North Carolina officials say they will respond by Monday to the U.S. government's challenge to a controversial law on public restroom access for transgender people, but it was unclear if the state would defy Washington and risk a legal battle.

In the newest chapter of transgender Americans' fast-evolving fight for equal rights, the federal government has notified North Carolina that its law is a civil rights violation. The law, which went into effect in March, requires transgender people to use public bathrooms corresponding to the sex on their birth certificate.

If the state does not pull back from implementing the first-of-its-kind statute, it could face a federal lawsuit, according to three letters that the U.S. Justice Department sent last week to North Carolina officials.

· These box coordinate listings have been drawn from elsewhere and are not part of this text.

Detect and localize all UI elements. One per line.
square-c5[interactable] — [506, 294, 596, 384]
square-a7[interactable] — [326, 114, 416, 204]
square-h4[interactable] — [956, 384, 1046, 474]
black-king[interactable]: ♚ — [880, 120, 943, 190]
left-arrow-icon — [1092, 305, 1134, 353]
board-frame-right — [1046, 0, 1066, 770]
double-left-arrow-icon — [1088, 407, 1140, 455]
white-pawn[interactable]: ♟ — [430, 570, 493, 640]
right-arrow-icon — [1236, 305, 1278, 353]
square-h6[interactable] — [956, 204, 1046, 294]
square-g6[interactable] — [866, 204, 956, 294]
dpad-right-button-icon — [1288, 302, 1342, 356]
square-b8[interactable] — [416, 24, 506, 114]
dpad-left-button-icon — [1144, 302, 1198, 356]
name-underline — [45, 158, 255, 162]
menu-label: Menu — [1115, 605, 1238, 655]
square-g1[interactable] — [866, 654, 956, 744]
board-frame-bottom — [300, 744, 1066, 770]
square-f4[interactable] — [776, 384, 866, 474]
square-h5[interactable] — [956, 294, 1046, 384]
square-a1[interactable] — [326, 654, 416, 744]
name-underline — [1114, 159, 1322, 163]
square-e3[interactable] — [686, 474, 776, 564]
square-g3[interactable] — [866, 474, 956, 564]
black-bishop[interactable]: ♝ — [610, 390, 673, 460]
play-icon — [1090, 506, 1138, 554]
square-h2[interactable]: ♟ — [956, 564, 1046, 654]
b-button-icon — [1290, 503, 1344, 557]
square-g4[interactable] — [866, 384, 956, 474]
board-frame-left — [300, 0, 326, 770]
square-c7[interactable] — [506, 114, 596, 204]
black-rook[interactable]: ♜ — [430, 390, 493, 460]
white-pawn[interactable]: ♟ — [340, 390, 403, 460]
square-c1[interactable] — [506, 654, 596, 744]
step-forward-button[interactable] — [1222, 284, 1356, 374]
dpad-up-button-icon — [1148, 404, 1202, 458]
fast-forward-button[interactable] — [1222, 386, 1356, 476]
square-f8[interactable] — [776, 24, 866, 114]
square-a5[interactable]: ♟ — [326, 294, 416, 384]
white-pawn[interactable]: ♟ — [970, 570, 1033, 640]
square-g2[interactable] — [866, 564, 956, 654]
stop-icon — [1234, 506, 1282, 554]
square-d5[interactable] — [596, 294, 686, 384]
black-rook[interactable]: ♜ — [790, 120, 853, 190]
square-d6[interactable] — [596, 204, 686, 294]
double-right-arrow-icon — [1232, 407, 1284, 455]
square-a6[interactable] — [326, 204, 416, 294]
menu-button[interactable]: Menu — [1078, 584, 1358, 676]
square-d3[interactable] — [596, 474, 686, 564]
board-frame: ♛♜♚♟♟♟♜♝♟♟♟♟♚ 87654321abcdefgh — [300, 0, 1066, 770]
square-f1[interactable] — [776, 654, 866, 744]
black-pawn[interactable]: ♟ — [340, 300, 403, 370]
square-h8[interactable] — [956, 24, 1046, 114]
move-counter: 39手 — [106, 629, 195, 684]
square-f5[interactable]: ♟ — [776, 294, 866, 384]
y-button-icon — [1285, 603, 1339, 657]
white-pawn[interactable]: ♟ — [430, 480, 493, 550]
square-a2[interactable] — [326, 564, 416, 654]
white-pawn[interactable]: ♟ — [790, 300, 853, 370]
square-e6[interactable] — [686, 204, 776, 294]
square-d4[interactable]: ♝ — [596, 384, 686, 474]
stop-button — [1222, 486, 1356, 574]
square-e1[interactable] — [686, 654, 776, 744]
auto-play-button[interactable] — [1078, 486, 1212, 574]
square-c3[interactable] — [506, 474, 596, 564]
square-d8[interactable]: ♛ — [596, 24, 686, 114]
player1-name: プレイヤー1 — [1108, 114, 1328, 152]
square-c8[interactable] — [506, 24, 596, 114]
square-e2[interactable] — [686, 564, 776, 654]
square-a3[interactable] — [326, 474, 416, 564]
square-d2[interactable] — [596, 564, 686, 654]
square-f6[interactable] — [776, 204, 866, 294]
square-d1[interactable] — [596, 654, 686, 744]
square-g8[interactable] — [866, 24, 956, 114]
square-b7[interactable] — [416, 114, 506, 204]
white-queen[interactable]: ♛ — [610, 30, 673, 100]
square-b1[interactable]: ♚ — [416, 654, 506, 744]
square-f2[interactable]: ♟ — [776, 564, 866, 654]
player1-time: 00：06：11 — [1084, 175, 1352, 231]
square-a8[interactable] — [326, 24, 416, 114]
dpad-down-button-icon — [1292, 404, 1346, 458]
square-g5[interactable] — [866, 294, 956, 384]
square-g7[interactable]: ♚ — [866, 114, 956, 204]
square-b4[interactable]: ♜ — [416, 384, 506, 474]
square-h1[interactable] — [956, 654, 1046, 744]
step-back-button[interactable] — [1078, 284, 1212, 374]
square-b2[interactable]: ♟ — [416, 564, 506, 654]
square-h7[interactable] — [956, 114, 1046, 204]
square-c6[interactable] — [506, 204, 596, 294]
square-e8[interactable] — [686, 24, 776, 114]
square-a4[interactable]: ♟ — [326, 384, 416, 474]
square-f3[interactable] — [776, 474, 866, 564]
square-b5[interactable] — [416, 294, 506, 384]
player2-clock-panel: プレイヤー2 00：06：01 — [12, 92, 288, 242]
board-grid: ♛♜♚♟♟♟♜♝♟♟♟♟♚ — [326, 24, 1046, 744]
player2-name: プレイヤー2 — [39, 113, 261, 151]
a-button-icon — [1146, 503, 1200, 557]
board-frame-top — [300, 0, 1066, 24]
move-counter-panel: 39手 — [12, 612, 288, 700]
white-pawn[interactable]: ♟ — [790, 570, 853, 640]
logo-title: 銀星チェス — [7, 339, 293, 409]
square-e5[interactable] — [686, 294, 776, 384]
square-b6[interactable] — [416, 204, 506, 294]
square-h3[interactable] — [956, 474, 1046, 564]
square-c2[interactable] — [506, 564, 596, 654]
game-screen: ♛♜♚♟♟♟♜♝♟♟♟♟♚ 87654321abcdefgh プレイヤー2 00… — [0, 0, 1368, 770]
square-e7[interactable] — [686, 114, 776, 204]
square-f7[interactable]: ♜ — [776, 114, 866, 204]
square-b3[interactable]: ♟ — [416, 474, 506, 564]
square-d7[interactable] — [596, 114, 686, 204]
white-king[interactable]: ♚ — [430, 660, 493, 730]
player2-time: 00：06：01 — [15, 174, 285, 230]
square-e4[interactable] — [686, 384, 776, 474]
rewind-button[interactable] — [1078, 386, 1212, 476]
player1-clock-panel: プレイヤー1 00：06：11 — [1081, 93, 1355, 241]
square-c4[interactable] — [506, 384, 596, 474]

The department declined to say whether it would take legal action, but the letters suggest it is willing to do so, setting the stage for a potentially costly court fight over an issue that has already sparked several boycotts against the state.

The letters were "a statement that they clearly are ready to litigate" on behalf of transgender people in North Carolina, said Chai Feldblum, a commissioner at the U.S. Equal Employment Opportunity Commission.

The commission works with the Justice Department to investigate discrimination charges by public employees.

The president of the University of North Carolina system and a spokesman for North Carolina Governor Pat McCrory said in response to inquiries from Reuters that they would respond to the Justice Department by a Monday deadline that the department set. But the state officials declined to say how they would reply. The state's department of public safety, , which also received a letter, did not respond to requests for comment.

McCrory and other Republican state leaders publicly affirmed their support for the law after they got the letters last week. They said the Justice Department's conclusion that the law discriminates against public employees and university members amounts to government "overreach."

If state officials do not abandon the law and the Justice Department successfully sues for a court order forcing the state to stop enforcing it, the state would have to comply or face the loss of federal funding.

North Carolina stands to lose $4.8 billion in federal funding, mainly educational grants, if it does not back down from the law, according to an analysis by lawyers at the University of California, Los Angeles Law School.

The Justice Department and McCrory squared off over the same issue last year through amicus briefs in a case involving a similar bathroom rule at Virginia schools. The administration's position was upheld by the U.S. Court of Appeals for the Fourth Circuit, the same court that would hear appeals in any future federal case over the North Carolina law.

The law is already being challenged in federal district court by critics including the American Civil Liberties Union.